La 84e édition du Salon de l’auto de Genève présente du 6 au 16 mars plus de 100 premières européennes et mondiales.
L’électrique toujours plus présent, même dans le haut de gamme.
swissinfo.ch: Pour les organisateurs et l’industrie automobile, le Salon de Genève est unique. La Suisse, pays qui n’abrite aucun constructeur, est un terrain neutre idéal pour accueillir un salon et un véritable aimant à nouveautés et à innovations. Partagez-vous cette vision?

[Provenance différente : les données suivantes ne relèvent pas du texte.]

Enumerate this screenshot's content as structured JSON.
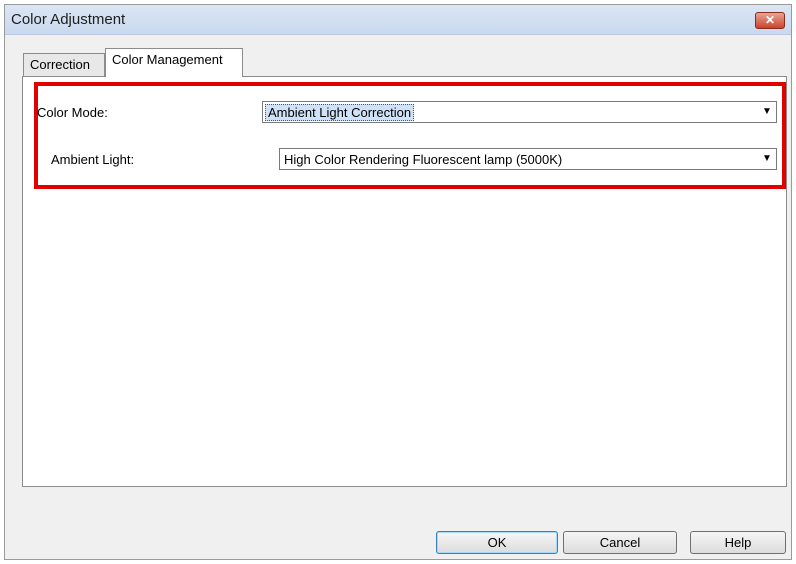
{
  "window": {
    "title": "Color Adjustment",
    "close_label": "✕"
  },
  "tabs": [
    {
      "label": "Correction",
      "active": false
    },
    {
      "label": "Color Management",
      "active": true
    }
  ],
  "color_management": {
    "color_mode_label": "Color Mode:",
    "color_mode_value": "Ambient Light Correction",
    "ambient_light_label": "Ambient Light:",
    "ambient_light_value": "High Color Rendering Fluorescent lamp (5000K)"
  },
  "buttons": {
    "ok": "OK",
    "cancel": "Cancel",
    "help": "Help"
  },
  "colors": {
    "highlight": "#e00000",
    "title_bar": "#c9d9ee"
  }
}
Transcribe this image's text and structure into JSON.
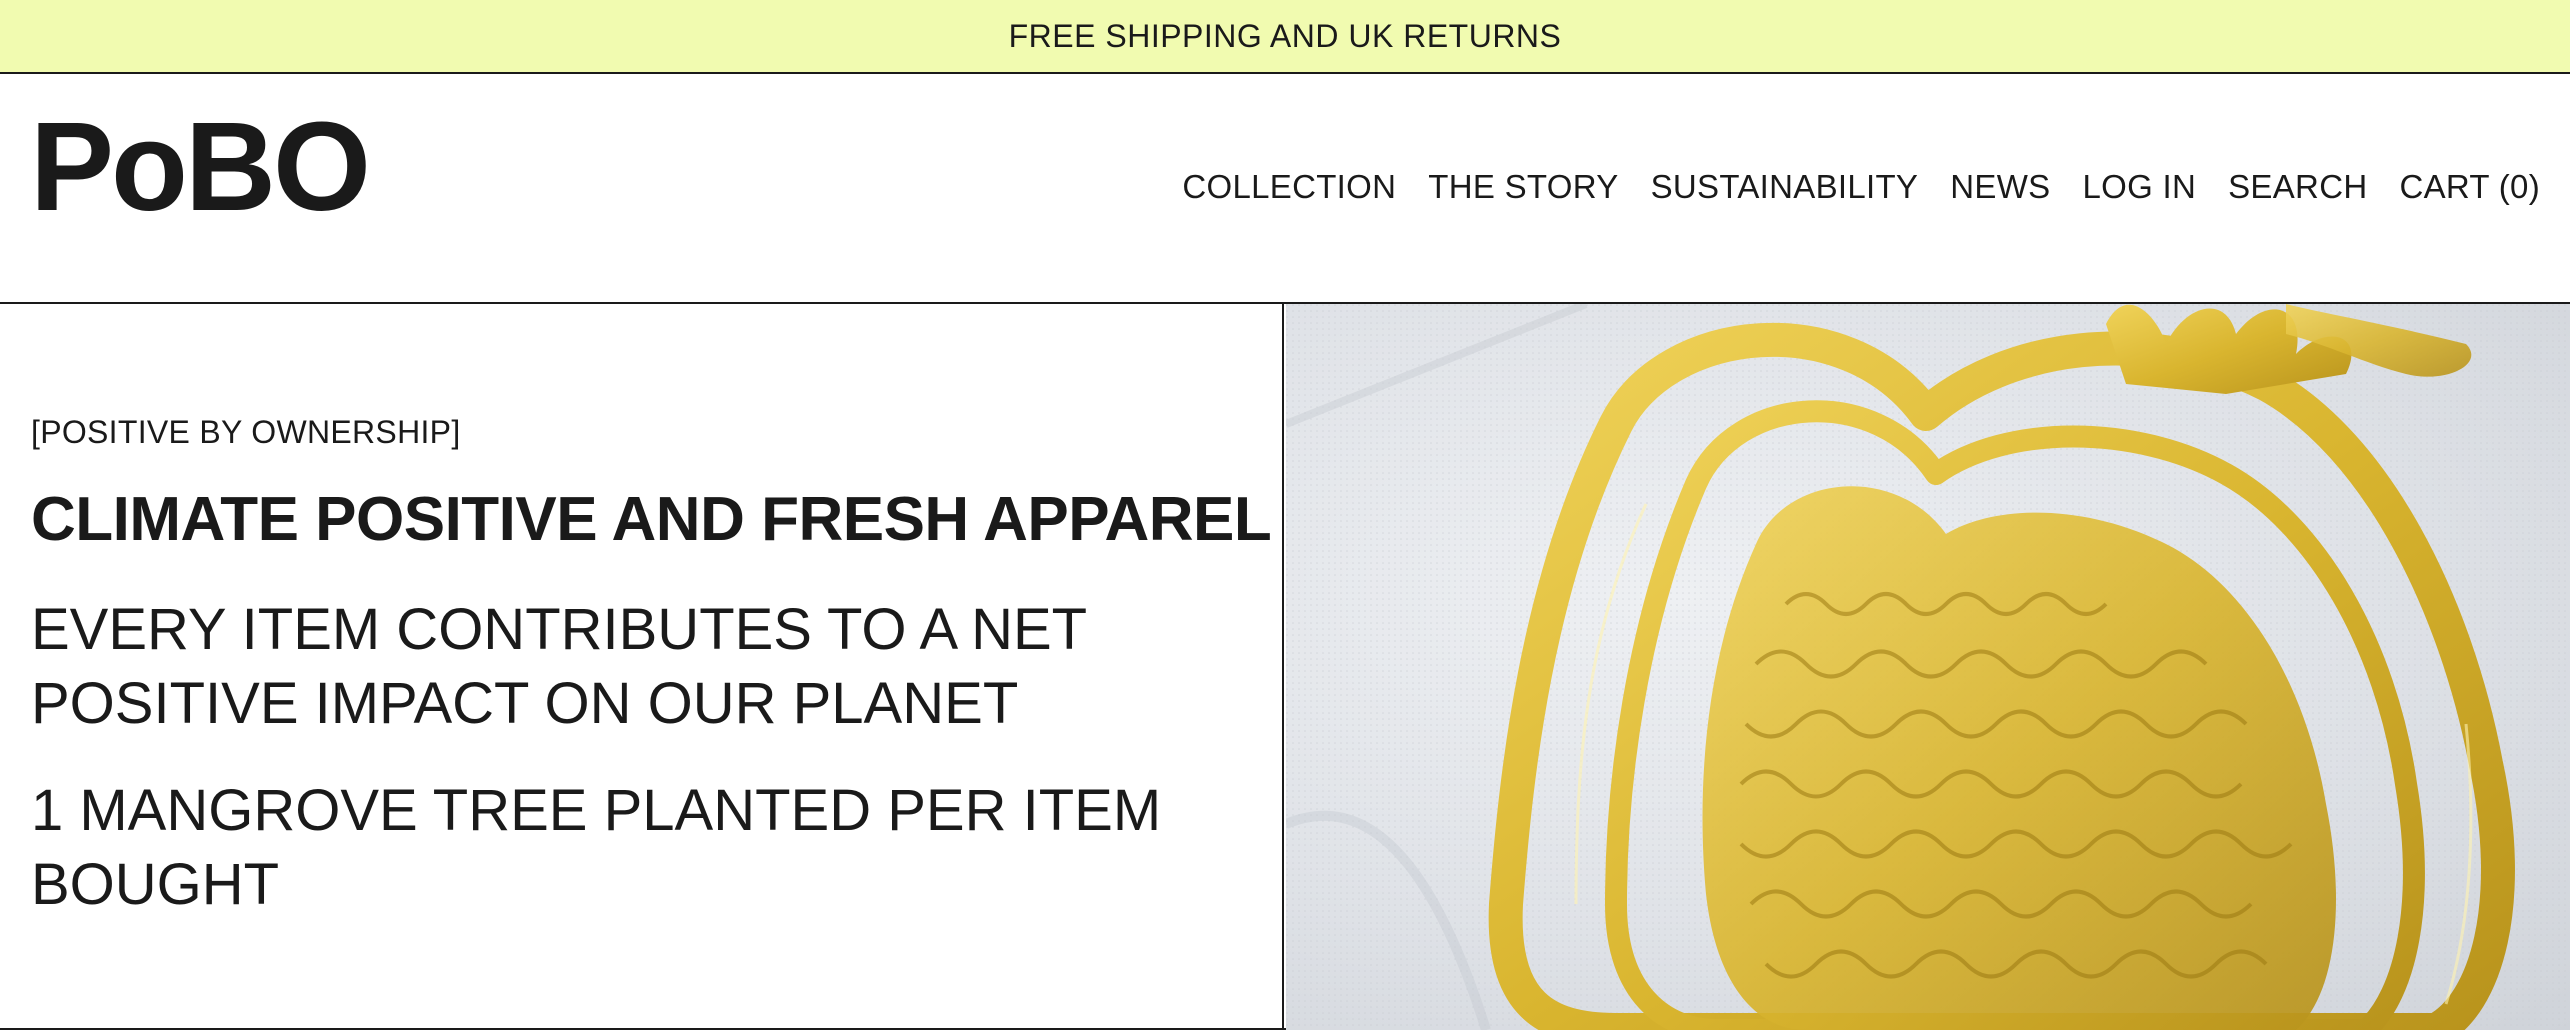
{
  "announcement": {
    "text": "FREE SHIPPING AND UK RETURNS"
  },
  "header": {
    "logo": "PoBO",
    "nav": [
      {
        "label": "COLLECTION"
      },
      {
        "label": "THE STORY"
      },
      {
        "label": "SUSTAINABILITY"
      },
      {
        "label": "NEWS"
      },
      {
        "label": "LOG IN"
      },
      {
        "label": "SEARCH"
      },
      {
        "label": "CART (0)"
      }
    ]
  },
  "hero": {
    "eyebrow": "[POSITIVE BY OWNERSHIP]",
    "headline": "CLIMATE POSITIVE AND FRESH APPAREL",
    "line1": "EVERY ITEM CONTRIBUTES TO A NET POSITIVE IMPACT ON OUR PLANET",
    "line2": "1 MANGROVE TREE PLANTED PER ITEM BOUGHT"
  },
  "colors": {
    "announcement_bg": "#f1fbb0",
    "text": "#1a1a1a",
    "embroidery_gold": "#d9b52f"
  }
}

Daniel Goeudevert: Non. Certes, pour beaucoup de dirigeants du secteur automobile, Genève représente un voyage plaisant, mais pas nécessairement un salon ayant une priorité absolue. On y présente des produits traditionnels pour une clientèle en majorité aisée. Ce n’est en aucun cas un salon des innovations.
Le Salon de Genève doit absolument trouver une nouvelle image et une nouvelle identité, sinon il deviendra très vite superflu. Les constructeurs n’attendent plus Genève pour présenter quelque chose de nouveau.
Personnellement, je souhaite depuis des décennies que la Suisse, justement parce qu’elle n’a pas de constructeurs, prenne la responsabilité de faire de Genève, un salon de renommée internationale, une exposition innovante tournée vers l’avenir et non pas vers le passé.
Genève serait alors le lieu de rencontre de tous ceux qui proposent de nouvelles technologies et aussi l’endroit où les gros clients – services publics et entreprises – viendraient, car ils y trouveraient le produit du futur.
swissinfo.ch: Il ne faudra pas attendre longtemps avant de voir débarquer la voiture se conduisant toute seule. On le voit à Genève avec des systèmes d’assistance à la conduite intelligents qui reconnaissent les dangers, freinent automatiquement ou encore identifient les conditions de la route. N’est-ce pas l’avenir?
D. G. : Non, c’est la plus grande idiotie du siècle. Si je dois m’asseoir dans une voiture mais que je ne peux pas rouler parce que le système prend tout en charge, alors je préfère aller en train. C’est beaucoup plus agréable et je peux au moins aller aux toilettes.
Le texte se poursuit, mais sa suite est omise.